My problems with Stones really amount to my sense that Stone offers too much of a good thing, like ruining a dessert by serving you a massive portion of it.  Take factory customizations, for example.  At first Stone offered a few limited options to switch out manes and tails, change gender, tweak an ear or move a neck on a basic model.  Now they will do almost anything you or they can imagine to a given sculpture.  Some of the manes and tails they have come out with are ridiculous -- blowing about as if the horse were standing in the midst of a tornado, or reaching lengths that would be impractical even if you could get your horse to grow such a heavy head of hair.

Design-wise, Stone has also gone overboard with fantasy paint jobs.  Breyer has its oddball holiday horses -- for Halloween in particular -- but also for Christmas, Valentine's Day and the Fourth of July.  Stone has holiday patterns for New Year's Day, Valentine's Day, the Super Bowl, St. Patrick's Day, Spring, Easter, the Fourth of July and other Americana, Summer, Shark Week, Autumn, Halloween, Thanksgiving, Winter and Christmas.  They have horses with horns, horses with bird wings, horses with bat wings, horses with insect wings, insect legs, rabbit ears and deer antlers.  It's all just too much.

Getting back to the Stone prices -- because they specialize in one-of-a-kinds (OOAKs) and very small limited edition runs, they have very few opportunities to make a profit on a popular horse.  Hundreds may like a particular OOAK, and thousands get enthused over a run of 25, but that only gives Stone fewer than 26 opportunities to make money on their creations.  This must inevitably result in higher prices that will be paid as demand is sure to outstrip availability.
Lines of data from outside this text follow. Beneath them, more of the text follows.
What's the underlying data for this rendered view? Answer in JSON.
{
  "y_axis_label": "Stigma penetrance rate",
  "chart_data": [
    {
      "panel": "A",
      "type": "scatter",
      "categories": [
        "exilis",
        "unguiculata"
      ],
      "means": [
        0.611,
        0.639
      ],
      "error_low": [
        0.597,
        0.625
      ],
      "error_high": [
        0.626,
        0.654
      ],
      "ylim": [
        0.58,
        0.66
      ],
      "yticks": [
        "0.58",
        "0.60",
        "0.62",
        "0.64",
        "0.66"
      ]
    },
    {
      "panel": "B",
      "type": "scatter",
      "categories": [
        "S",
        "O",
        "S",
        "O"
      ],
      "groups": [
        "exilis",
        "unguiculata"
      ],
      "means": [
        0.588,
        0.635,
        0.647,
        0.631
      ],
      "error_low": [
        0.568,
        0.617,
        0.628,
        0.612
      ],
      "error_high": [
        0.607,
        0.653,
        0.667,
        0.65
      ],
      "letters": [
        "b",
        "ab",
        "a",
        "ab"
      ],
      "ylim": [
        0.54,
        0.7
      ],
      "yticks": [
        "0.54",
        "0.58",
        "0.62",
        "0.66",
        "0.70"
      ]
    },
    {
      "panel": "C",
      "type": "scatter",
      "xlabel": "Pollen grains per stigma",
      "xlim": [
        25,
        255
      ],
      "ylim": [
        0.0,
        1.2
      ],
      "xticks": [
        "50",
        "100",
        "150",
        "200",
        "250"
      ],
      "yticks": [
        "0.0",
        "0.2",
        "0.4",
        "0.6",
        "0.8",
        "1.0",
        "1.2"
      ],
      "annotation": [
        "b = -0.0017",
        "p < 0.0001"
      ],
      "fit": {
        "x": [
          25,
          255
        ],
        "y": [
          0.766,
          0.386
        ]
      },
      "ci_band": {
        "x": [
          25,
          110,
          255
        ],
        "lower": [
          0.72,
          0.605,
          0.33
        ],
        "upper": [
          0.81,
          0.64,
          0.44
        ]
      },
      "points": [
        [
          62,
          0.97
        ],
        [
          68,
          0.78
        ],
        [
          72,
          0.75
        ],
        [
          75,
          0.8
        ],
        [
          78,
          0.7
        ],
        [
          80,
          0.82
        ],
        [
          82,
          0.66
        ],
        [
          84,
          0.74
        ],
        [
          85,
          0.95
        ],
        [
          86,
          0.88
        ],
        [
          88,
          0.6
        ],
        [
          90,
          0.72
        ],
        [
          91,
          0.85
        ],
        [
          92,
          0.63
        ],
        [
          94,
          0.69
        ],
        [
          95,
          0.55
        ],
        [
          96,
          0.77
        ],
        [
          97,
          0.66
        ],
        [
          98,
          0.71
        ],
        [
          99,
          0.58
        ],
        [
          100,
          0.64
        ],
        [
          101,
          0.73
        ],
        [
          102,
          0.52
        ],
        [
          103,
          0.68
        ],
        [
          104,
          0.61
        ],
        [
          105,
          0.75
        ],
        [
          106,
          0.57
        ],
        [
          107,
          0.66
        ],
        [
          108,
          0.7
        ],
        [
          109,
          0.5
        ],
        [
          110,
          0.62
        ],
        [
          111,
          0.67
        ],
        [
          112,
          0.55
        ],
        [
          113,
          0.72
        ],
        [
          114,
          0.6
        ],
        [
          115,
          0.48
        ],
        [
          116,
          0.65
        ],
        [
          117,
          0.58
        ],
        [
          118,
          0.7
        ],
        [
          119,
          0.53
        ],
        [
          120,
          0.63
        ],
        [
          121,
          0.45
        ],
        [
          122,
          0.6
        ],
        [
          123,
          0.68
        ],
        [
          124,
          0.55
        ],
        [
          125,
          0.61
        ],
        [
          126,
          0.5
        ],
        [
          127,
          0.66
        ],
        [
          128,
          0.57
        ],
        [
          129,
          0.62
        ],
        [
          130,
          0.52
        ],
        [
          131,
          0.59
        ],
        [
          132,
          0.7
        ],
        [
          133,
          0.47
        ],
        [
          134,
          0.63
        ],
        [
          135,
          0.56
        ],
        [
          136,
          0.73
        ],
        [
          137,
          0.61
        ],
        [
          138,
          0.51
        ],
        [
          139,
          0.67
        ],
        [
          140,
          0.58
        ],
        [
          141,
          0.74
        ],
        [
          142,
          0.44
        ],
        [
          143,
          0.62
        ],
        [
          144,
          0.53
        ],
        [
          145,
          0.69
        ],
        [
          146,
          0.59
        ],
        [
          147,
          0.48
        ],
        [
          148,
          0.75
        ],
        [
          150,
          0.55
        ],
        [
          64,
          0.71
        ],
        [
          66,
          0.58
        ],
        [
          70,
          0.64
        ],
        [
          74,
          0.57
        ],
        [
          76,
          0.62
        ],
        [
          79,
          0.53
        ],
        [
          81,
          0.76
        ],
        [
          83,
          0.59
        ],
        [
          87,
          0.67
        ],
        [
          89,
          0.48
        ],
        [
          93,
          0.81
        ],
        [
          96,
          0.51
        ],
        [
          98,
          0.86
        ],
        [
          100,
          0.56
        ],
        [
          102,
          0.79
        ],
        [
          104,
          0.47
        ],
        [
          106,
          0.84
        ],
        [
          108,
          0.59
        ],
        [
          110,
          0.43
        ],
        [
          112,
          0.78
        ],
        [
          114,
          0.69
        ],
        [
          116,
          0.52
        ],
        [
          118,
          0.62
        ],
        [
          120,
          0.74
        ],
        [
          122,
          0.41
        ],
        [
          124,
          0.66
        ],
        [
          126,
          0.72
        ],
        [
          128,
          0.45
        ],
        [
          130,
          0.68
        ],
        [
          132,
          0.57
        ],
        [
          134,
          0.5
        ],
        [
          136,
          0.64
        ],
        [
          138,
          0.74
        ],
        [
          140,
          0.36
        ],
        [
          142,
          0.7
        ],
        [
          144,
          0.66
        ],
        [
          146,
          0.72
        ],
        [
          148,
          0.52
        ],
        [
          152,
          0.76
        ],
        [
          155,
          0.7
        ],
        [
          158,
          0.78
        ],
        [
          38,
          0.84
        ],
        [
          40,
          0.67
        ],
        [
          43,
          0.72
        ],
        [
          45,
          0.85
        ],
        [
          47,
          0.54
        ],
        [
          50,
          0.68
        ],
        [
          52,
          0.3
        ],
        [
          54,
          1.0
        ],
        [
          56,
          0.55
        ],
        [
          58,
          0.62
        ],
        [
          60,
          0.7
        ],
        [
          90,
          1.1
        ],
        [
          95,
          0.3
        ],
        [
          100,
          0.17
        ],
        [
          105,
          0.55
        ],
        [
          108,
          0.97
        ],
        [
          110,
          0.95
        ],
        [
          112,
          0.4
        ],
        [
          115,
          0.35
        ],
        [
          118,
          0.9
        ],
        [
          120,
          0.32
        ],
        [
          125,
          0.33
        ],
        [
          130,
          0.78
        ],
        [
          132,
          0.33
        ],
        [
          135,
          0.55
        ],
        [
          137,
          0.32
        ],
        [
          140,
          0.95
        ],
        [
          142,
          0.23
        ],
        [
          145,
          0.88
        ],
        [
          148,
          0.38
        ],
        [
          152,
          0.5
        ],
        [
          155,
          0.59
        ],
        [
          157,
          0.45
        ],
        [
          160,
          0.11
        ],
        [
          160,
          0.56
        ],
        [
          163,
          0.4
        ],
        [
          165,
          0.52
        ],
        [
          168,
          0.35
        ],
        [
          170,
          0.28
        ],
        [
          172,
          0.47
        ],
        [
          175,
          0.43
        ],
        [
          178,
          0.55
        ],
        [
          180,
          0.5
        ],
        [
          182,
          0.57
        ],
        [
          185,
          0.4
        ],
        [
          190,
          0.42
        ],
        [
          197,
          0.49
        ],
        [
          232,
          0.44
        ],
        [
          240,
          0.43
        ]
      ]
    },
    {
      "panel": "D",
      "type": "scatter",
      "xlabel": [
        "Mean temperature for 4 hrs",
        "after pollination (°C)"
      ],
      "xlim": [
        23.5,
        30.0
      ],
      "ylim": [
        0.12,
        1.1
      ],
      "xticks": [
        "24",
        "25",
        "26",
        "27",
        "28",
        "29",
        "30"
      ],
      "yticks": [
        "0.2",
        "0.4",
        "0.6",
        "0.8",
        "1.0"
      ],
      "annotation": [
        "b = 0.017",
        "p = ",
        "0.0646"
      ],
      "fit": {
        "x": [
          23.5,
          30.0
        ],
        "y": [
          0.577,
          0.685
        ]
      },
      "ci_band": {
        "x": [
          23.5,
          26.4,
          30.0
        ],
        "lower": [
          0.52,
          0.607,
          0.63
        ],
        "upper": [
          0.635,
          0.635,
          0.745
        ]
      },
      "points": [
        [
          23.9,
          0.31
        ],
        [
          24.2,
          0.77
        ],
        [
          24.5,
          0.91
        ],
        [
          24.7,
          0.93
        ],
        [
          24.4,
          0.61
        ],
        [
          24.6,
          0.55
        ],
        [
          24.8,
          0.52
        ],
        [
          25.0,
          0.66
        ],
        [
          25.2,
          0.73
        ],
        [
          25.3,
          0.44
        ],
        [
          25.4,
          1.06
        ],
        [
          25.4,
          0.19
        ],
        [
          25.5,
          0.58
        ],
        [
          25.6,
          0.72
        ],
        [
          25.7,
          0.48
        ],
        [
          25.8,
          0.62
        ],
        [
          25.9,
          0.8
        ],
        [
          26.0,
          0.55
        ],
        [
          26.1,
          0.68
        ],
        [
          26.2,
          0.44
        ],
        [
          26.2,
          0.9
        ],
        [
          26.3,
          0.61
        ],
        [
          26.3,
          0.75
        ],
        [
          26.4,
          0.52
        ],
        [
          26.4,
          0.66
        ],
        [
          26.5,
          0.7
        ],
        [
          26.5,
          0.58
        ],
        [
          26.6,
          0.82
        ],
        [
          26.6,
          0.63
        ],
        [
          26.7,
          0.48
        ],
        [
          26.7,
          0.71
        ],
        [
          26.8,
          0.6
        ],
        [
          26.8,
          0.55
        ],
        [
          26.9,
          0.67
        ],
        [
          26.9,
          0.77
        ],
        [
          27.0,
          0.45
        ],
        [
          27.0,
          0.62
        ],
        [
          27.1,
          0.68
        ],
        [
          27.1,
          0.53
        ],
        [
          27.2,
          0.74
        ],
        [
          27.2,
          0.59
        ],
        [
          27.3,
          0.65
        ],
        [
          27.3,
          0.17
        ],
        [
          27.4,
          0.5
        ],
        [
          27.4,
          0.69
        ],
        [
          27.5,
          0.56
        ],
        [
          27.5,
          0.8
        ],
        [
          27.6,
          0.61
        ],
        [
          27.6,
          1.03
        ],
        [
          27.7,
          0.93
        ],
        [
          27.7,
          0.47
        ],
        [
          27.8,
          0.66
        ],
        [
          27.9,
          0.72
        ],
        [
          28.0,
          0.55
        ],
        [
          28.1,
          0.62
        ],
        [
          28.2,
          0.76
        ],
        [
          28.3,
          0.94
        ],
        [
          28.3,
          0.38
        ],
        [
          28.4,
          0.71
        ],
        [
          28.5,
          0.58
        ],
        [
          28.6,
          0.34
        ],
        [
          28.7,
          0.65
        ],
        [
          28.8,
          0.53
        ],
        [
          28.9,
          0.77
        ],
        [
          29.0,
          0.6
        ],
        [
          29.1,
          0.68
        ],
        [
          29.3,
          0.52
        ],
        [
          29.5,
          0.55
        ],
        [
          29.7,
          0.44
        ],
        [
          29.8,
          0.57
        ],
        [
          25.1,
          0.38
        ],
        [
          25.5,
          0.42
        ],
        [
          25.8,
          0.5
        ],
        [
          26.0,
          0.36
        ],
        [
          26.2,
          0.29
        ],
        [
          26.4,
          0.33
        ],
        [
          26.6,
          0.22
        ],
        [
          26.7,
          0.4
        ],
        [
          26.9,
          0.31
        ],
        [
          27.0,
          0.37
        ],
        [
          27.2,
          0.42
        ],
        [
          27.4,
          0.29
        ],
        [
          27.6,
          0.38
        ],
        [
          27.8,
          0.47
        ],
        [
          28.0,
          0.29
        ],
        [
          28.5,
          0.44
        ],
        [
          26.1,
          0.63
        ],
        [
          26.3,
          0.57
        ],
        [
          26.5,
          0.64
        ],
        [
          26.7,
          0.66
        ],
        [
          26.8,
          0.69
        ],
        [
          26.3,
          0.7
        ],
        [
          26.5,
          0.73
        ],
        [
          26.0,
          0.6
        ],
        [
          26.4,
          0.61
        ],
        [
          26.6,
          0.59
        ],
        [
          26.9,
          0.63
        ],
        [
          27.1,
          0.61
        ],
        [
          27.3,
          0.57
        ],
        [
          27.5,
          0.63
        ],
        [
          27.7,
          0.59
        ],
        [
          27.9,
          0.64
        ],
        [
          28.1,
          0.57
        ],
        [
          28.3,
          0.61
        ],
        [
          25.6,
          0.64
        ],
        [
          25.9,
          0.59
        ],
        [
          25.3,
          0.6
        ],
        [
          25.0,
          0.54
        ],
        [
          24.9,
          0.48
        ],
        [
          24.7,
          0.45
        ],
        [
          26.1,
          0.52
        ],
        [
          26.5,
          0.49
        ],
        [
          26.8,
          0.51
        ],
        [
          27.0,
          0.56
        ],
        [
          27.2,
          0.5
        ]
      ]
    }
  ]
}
But while I can rationalize the price of the average Stone horse, that doesn't necessarily mean that I approve.  As a result, although I've seen many Stone horses that I like and admire, I don't necessarily feel a burning need to own them.  As Stone has changed over the years, so too has my interest in them.  When they first came out with large runs and realistic colours, some even available in retail stores, I was content enough with those.  As Stone started producing more and more special runs, though, it became increasingly apparent that more care was lavished on the finishing of the specials than on the ones you could buy new in box.  But then special runs started to be produced in ever-decreasing numbers, making them harder to get.
My first Stone Design-A-Horse

The solution, for me, was the Stone Design-A-Horse program.  If you don't want any factory customization on a body and you can be happy with ordinary (although well-executed) horse colours, ordering a Design-A-Horse if often cheaper than buying anything else on the website.  You give up the instant gratification of buying a ready-made horse, but you get the opportunity to create the horse that you want, which may end up being an OOAK -- you never know.  They're technically not OOAK, but they're certainly the next best thing, and available at only a fraction of the price.

Whether or not you approve of Stone's way of doing business and its focus on enticing the collector of the weird, exotic and/or rare, they do offer a number of options in a variety of price ranges.  Yes, if you compare Stone Chips to Breyer Stablemates, and the Traditional-scaled models of both companies, the Stones are vastly more expensive.  But Breyer does not offer routine customization of the Design-A-Horse sort -- currently, the only way you can get a factory customized Breyer made to your own specifications is to indulge in the Ultimate Breyer Experience -- a $5,000 trip that includes a hotel stay and a tour of the Breyer factory, along with your custom-painted model packed in a customized box featuring your own write-up about the horse.  That's a lot more than some people want or can afford.

Plastic to plastic, comparing Breyers to Stones is a bit like comparing apples to oranges, or maybe sweet maraschinos to  sour cherries.  One is a treat that reminds you of ice cream; the other isn't for all tastes and you have to be prepared to work around the stone.